Policy Review and Update Process
Most institutions of higher education will have a documented periodic policy review process in place (e.g., annually) to ensure that ensure that policies are kept up to date and relevant. In some institutions, a policy owner or manager would be the individual who would determine the need for a new policy or the update to an existing policy. In other institutions, the role of policy manager may be played by the Business Owner (e.g., the Chief information Security Officer may be the owner/manager of the information security policy.) We use the term policy manager in this section.
In most instances, the information security policy manager will review and update the policy at the required intervals or when external or internal factors require the review and update of the policy. The following are the most common factors that would prompt a review of the institution's information security policy.
- Changes in Federal or State laws and regulations
- Changes in technology (e.g., increased use of mobile devices on campus)
- Major information security project deployments (e.g., deployment of Mobile device Management (MDM)
- Audit findings
- Policy format changes (e.g., new policy management function and process)
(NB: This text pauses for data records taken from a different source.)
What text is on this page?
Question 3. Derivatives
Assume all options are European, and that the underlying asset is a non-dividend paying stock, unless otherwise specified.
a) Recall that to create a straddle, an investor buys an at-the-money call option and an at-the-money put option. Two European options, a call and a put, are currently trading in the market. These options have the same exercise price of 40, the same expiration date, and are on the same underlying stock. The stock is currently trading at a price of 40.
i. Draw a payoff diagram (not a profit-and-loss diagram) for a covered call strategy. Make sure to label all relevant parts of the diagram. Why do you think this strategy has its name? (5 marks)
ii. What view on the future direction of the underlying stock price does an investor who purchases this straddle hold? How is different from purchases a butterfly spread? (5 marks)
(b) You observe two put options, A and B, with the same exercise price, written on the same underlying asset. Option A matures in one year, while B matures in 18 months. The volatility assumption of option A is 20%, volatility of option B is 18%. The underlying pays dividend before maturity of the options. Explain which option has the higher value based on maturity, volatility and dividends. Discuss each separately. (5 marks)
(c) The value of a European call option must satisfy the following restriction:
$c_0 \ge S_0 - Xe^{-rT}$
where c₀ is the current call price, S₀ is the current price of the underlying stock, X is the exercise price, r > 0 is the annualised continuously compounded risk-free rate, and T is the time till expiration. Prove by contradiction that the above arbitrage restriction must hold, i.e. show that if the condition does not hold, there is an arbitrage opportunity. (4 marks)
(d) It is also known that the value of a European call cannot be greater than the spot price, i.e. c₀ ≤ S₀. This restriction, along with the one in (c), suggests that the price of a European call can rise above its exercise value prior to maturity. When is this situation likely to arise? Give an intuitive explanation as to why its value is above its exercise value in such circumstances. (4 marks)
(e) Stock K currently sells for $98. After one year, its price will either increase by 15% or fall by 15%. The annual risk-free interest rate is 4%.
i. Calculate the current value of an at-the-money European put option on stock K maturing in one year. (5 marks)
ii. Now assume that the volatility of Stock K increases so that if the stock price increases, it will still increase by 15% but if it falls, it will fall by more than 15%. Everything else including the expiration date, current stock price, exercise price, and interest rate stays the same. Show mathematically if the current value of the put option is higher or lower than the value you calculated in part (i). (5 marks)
- Increased reliance on third-party service providers (e.g., outsourcing, cloud)
- New business practices (e.g., online education, telecommuting, telemedicine)
The process to review and update the information security policy should include many of the steps identified in the Getting Started section of this chapter. Many institutions have a “policy on policies,” or a process to follow to implement institution-wide policies from inception to maintenance and review. That document may also list steps to follow in order to properly update an institutional policy. At a minimum, the policy manager must:
- Document needed changes
- Make changes to a draft version of the policy
- Ensure stakeholder review if necessary. For instance, if the policy changes are significant or alter the intent of the original policy, then the policy manager will want to ensure the changes are vetted by impacted subject matter experts and business owners, information security, legal counsel, human resources if applicable, any other applicable steering committee
- Publish, communicate, train, and implement according to the institution’s policy management process.
Standards, Guidelines, and Procedures
Policies are not the only documents that end users should look to when trying to understand an institution’s information security stance. While policies may state the high-level institutional goals around expected information security behaviors and outcomes, other documents may be used to state a threshold of acceptable behavior, step-by-step processes to follow, or recommended (but not required) actions to take. You may see these other types of documents used in an institution’s information security program to supplement information security policies. The hierarchy for institutional governance documents is typically:
Policies: The highest level of a governance document. Policies typically have general applicability and they rarely change (or are hard to change). They are leadership’s high level statement of information security goals and expectations.
Standards: Standards state the actions needed to meet policy goals. They are more specific than policies and easier to update in response to changing circumstances. Often standards set the minimum level of action needed to comply with a policy.
Procedures: Procedures are often step-by-step checklists that are particular to a task, technology, or department. They are easily updated in response to changing technical or business influences.
Guidelines: Guidelines are documents that specify recommended actions and advice. Institutional employees may not be required to follow guidelines as part of their jobs, but the guidelines are shared in order to promote good information security hygiene practices. Guidelines are flexible and easily updated.